4 私は私を知りたいのです
「え~と、こんにちは…でいいのかな?ごめんね、洞窟だと昼か夜かわかなくて。
それと、いきなり石をぶつけちゃってごめんなさい」
暫しの沈黙の後、ゆっくりとヤツは口を開いた。
「驚いたな。君は喋れるのか。初めて見たよ、そんなゴブリン。
それに強い…というより邪気が無いというべきなのかな。僕の秘技を無効化する存在も初めてだ。
まああの技を食らっても無事ってことは、とりあえず邪悪な存在じゃないらしいね。
因みに今は夕方だからこんにちはで大丈夫」
良かった。ちゃんと会話できる。
異世界にきて初めての会話だね♪
彼の言い方だと、ふぅん、ゴブリンは普通は喋れないのか。
そっかそっか。
ていうか、私やっぱりゴブリンなのね。
話の脈絡からして彼?はどうやら善良な存在らしい。まあ「僕」って一人称を使ったからといって「彼」とは限らないけど、とりあえず「彼」でいいでしょ。

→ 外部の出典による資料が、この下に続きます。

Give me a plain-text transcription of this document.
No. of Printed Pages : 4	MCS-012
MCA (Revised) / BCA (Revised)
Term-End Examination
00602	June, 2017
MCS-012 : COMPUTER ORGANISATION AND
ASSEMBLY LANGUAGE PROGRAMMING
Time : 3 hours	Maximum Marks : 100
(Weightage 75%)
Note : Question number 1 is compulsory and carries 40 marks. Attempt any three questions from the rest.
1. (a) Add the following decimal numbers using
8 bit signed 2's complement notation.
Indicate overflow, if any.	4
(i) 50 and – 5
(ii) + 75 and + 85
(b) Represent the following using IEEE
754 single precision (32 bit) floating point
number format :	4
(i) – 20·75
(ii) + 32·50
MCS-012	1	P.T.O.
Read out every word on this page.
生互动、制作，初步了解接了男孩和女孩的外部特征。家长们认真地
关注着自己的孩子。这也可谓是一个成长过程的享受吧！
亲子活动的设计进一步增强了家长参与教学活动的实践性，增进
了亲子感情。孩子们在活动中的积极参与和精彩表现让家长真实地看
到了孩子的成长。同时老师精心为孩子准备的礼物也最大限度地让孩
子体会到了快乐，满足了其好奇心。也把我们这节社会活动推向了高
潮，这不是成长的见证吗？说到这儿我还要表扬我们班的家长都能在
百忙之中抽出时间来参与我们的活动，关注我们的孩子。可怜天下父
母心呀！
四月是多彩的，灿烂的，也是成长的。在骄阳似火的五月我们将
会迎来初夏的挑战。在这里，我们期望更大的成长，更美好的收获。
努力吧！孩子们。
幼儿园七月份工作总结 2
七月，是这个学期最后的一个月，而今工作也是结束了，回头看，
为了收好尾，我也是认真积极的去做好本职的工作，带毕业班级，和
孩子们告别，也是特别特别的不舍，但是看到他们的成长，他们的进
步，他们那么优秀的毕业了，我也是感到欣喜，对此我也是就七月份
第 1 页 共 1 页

ていうか、あんな変なポーズで技を出すあたり厨二っぽいけど、話すとわりと普通っぽいね、この人。
「えぇ、喋れるわ。それにたぶん邪悪な存在って者でもないと思う」
そう答えると、不思議そうに彼が聞き返す。
「と思うってのはどういう事?」
それから私は彼に、自分に数分前までの記憶がない事、いきなりこの近くで♂ゴブリンに襲われそうになって洞窟に逃げ込んだ事、これからどうしたらいいのか分からない事などを話した。
転生した事はこの際黙っててもいいだろう。
そしてできるならこの世界の事を教えて欲しい事、自分の置かれた状態や自分の能力を知りどう生きるかを考えたい事も伝えた。
改めて考えると現状が分からないのは致命的だよね。
何をするにしても周りの環境と自分を知らなきゃ先に進めない気がする。
知ることができれば身の振り方を考えるベースになるだろう。
「成る程ねぇ。
この世界の事はもちろん教えてあげられるよ。
それと自分の事を知りたいというのは、まずはステータスの確認がしたいという事でいいのかな。
♀ゴブリンだというのは確定みたいだけど」
「うん」
「そうか。解った。
しかしそうなると…参ったな…
実は僕は他人のステータスは見られないんだ。
自分自身のステータスは見ることができるけど、他人のステータスを視るには鑑定というスキルが必要なんだが。
う~ん…どうしたもんか…
単に今のステータスを覗くだけなら鑑定スキル持ちを紹介すればいいんだが…」
何やらブツブツと呟いた後さらに彼が言う。
「通常ゴブリンのような下位モンスターには自身のステータスを見ることすら無理なんだが…
ふむ、ところで君は処女か?」
そう言いながら彼は興味深そうに私の下腹部を見て…
視線を感じながら私も自分の体に目線を落とし、そうして私は自分がマッパである事を再確認したのだった。